WASHINGTON (AP) — JPMorgan Chase & Co. has been ordered to take steps to correct poor risk management that led to a surprise trading loss last year of more than $6 billion.
Federal regulators also on Monday cited the bank for lapses in oversight that could allow the bank to be used for money laundering.
JPMorgan, the nation's largest bank by assets, will not pay a fine under the agreements with the Federal Reserve and the U.S. Comptroller of the Currency, a Treasury Department agency. The bank promised to strengthen its policies and procedures to control risk and to screen customers to prevent money laundering.
The regulators each issued two cease-and-desist orders against JPMorgan, a sanction that requires a bank to change its practices. They said they had found "deficiencies" in the bank's procedures for preventing money laundering, and also uncovered "unsafe or unsound practices" regarding management of risk. The orders said the regulators and other government agencies could pursue further action.
Britain's Financial Services Authority, meanwhile, said in a statement Monday that its own investigation into JPMorgan's trading loss continues.
The U.S. regulators said that the bank has committed to take "all necessary and appropriate steps" to correct the problems.
JPMorgan neither admitted nor denied the regulators' findings in agreeing to the accords.
"We've been working hard to fully remediate the issues" related to risk management, JPMorgan spokesman Mark Kornblau said.

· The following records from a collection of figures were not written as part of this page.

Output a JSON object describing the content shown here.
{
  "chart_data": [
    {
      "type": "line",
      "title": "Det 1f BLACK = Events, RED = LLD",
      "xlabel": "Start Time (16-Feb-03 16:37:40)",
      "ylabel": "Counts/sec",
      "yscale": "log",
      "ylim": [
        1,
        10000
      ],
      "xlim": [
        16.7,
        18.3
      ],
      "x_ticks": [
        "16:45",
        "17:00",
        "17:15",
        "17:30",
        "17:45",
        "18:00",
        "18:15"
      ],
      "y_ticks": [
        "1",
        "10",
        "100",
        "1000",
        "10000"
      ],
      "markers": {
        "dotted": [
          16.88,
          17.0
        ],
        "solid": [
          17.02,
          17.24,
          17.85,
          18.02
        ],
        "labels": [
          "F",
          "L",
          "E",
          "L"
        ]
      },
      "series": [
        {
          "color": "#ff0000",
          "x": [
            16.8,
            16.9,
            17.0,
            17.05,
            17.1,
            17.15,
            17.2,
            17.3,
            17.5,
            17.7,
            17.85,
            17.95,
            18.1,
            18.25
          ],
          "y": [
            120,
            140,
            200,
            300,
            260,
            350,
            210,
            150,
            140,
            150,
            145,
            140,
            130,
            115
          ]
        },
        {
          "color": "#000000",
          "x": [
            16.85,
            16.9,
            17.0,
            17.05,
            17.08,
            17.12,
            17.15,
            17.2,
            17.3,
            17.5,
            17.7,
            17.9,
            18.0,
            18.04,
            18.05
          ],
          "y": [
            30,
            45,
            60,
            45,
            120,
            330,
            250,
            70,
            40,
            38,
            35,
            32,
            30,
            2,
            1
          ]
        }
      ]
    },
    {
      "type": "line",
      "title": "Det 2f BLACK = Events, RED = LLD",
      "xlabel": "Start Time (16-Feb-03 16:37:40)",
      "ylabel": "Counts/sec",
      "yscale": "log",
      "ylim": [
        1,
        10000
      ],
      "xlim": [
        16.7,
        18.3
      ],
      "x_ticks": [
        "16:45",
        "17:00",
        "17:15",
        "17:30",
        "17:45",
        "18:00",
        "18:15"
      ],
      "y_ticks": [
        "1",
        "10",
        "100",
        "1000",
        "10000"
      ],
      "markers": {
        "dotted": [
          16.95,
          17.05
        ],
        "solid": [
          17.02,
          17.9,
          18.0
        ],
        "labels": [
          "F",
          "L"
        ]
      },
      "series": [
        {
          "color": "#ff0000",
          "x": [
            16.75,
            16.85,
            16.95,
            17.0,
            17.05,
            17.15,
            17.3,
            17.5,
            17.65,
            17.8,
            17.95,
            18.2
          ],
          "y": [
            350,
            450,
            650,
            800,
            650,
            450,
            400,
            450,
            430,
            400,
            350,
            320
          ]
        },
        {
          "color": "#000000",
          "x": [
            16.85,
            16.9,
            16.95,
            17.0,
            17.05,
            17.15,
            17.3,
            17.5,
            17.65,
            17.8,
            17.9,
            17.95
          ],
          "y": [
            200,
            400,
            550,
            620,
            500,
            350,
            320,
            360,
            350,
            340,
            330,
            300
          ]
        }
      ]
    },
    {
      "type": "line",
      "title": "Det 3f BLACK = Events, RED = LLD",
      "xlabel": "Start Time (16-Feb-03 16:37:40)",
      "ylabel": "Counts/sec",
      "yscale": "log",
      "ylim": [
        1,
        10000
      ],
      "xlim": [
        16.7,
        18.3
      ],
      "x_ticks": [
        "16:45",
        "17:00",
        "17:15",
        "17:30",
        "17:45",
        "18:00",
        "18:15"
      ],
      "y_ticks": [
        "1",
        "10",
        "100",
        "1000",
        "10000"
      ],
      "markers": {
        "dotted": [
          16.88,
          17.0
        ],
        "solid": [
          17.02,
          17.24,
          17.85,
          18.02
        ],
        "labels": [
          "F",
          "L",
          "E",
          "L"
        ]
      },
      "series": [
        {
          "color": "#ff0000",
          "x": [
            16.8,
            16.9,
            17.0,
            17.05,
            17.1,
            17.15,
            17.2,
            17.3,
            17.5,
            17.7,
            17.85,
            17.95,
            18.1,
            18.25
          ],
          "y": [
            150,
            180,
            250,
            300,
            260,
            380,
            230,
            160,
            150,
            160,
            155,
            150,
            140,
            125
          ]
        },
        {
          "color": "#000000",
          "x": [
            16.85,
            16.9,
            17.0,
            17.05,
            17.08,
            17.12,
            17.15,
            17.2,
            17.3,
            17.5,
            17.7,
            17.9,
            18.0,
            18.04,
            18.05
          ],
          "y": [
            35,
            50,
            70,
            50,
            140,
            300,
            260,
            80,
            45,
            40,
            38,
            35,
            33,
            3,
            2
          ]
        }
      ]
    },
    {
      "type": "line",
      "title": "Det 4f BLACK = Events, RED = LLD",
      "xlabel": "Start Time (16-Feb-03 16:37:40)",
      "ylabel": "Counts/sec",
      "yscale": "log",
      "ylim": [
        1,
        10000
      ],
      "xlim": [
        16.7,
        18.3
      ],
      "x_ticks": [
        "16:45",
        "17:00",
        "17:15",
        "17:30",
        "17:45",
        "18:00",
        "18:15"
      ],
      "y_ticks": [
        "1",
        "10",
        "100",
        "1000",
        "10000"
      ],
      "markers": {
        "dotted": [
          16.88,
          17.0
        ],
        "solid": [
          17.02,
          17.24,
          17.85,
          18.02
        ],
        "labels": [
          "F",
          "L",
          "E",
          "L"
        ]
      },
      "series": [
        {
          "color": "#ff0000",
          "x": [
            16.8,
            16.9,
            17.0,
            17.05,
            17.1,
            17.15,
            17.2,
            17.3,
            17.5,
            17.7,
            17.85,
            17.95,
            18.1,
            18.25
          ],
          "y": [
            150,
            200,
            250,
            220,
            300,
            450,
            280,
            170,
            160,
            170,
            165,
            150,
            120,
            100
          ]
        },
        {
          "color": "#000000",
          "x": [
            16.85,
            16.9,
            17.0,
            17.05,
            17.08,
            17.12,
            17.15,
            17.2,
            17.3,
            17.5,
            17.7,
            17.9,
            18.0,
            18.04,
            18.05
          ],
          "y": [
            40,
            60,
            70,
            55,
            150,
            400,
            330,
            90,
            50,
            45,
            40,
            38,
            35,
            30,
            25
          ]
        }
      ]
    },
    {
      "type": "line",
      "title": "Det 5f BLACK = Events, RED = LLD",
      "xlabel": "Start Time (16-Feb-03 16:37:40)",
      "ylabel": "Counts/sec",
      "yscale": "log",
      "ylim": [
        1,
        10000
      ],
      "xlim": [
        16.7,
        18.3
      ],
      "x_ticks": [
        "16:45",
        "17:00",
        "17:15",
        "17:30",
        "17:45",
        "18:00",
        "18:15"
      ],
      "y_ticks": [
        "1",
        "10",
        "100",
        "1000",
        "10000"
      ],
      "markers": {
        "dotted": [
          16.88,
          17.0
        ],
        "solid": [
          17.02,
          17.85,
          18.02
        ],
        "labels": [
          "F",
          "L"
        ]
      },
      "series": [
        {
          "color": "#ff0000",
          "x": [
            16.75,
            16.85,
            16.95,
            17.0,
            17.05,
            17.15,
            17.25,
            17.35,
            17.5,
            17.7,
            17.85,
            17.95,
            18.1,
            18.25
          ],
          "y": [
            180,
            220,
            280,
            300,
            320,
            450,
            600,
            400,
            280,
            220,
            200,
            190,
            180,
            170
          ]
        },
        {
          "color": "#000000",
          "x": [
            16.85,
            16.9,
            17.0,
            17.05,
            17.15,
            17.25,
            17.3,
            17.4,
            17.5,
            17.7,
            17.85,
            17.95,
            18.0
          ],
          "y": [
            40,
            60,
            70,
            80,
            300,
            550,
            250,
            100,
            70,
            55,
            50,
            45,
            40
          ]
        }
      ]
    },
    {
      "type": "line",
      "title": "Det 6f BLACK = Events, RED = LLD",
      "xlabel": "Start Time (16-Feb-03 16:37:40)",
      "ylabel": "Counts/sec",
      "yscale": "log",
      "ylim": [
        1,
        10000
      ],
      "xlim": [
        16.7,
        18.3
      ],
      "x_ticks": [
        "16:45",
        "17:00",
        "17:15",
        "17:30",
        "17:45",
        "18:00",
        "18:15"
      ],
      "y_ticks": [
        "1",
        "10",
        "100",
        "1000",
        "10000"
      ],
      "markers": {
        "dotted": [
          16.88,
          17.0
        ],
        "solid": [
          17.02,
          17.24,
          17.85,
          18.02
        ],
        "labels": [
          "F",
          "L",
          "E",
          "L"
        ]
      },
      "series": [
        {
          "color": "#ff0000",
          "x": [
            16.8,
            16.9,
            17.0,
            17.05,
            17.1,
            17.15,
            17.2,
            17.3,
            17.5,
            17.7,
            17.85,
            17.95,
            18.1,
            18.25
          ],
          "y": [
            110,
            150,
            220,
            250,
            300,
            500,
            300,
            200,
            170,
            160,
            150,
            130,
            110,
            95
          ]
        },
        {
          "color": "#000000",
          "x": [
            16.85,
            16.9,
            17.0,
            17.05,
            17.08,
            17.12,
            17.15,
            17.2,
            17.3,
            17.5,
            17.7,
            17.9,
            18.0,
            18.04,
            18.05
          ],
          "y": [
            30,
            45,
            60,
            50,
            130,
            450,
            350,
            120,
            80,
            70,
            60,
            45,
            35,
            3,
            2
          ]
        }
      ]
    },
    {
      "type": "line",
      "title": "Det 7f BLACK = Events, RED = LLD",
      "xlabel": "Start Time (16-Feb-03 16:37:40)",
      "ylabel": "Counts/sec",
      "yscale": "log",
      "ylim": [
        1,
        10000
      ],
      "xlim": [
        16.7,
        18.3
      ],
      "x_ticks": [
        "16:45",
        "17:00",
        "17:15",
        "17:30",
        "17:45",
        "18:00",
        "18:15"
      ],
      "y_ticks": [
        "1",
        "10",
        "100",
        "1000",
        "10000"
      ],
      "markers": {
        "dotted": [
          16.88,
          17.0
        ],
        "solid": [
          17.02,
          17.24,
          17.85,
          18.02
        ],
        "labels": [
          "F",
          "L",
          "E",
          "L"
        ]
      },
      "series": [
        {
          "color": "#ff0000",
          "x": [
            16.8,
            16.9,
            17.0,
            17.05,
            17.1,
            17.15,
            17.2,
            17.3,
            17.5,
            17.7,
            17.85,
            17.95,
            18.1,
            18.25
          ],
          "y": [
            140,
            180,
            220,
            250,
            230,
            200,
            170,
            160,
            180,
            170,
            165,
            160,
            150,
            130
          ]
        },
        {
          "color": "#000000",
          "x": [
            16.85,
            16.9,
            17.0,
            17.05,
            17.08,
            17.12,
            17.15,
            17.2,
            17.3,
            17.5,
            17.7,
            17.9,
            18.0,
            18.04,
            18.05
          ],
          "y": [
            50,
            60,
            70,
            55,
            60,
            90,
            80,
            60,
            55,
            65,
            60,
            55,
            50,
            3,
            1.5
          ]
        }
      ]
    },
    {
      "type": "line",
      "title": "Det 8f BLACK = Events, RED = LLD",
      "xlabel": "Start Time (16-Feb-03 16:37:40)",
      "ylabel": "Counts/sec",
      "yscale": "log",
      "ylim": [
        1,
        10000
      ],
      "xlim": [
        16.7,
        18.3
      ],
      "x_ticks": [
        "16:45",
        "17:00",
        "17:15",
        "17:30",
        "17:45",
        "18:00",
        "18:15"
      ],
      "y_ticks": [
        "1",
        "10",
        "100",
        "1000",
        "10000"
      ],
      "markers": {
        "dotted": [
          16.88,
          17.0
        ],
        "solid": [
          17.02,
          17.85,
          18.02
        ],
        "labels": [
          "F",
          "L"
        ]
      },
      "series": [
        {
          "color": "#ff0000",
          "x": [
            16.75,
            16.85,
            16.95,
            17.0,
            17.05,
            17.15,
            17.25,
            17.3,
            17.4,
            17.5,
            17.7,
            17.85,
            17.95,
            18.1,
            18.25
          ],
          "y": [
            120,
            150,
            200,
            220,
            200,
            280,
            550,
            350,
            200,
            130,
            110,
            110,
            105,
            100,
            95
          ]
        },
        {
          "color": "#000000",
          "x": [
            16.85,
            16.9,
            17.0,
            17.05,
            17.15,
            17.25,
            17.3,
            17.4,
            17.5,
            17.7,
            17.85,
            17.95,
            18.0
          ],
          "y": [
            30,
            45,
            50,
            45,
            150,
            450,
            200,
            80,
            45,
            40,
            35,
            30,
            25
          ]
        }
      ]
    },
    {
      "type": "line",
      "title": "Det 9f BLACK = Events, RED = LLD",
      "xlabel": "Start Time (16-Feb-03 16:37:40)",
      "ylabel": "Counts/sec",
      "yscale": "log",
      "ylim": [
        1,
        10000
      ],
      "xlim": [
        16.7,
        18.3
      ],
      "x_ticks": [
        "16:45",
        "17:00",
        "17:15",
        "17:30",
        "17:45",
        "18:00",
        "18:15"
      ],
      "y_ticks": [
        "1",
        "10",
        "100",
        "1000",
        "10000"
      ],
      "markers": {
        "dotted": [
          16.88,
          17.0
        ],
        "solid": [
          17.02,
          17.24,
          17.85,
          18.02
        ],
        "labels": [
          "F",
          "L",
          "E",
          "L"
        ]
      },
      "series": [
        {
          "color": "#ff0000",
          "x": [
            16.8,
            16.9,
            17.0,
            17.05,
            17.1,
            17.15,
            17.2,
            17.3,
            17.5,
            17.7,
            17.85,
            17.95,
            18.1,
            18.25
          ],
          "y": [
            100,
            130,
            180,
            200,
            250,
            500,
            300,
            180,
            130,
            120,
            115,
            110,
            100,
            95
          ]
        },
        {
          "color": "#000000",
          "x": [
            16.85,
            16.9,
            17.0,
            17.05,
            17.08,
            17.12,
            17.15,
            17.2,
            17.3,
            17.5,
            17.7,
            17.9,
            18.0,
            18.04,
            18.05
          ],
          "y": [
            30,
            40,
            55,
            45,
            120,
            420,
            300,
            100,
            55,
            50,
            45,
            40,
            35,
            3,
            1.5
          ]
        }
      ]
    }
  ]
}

He added that the bank has also made preventing money laundering a "top priority."
In May, JPMorgan disclosed that its London office lost billions in trades designed to hedge against risk. The bank later said that some traders had tried to hide the size of the losses.
The loss, which occurred less than four years after the 2008 financial crisis, hurt the bank's reputation. JPMorgan had survived the crisis by taking fewer risks than its competitors.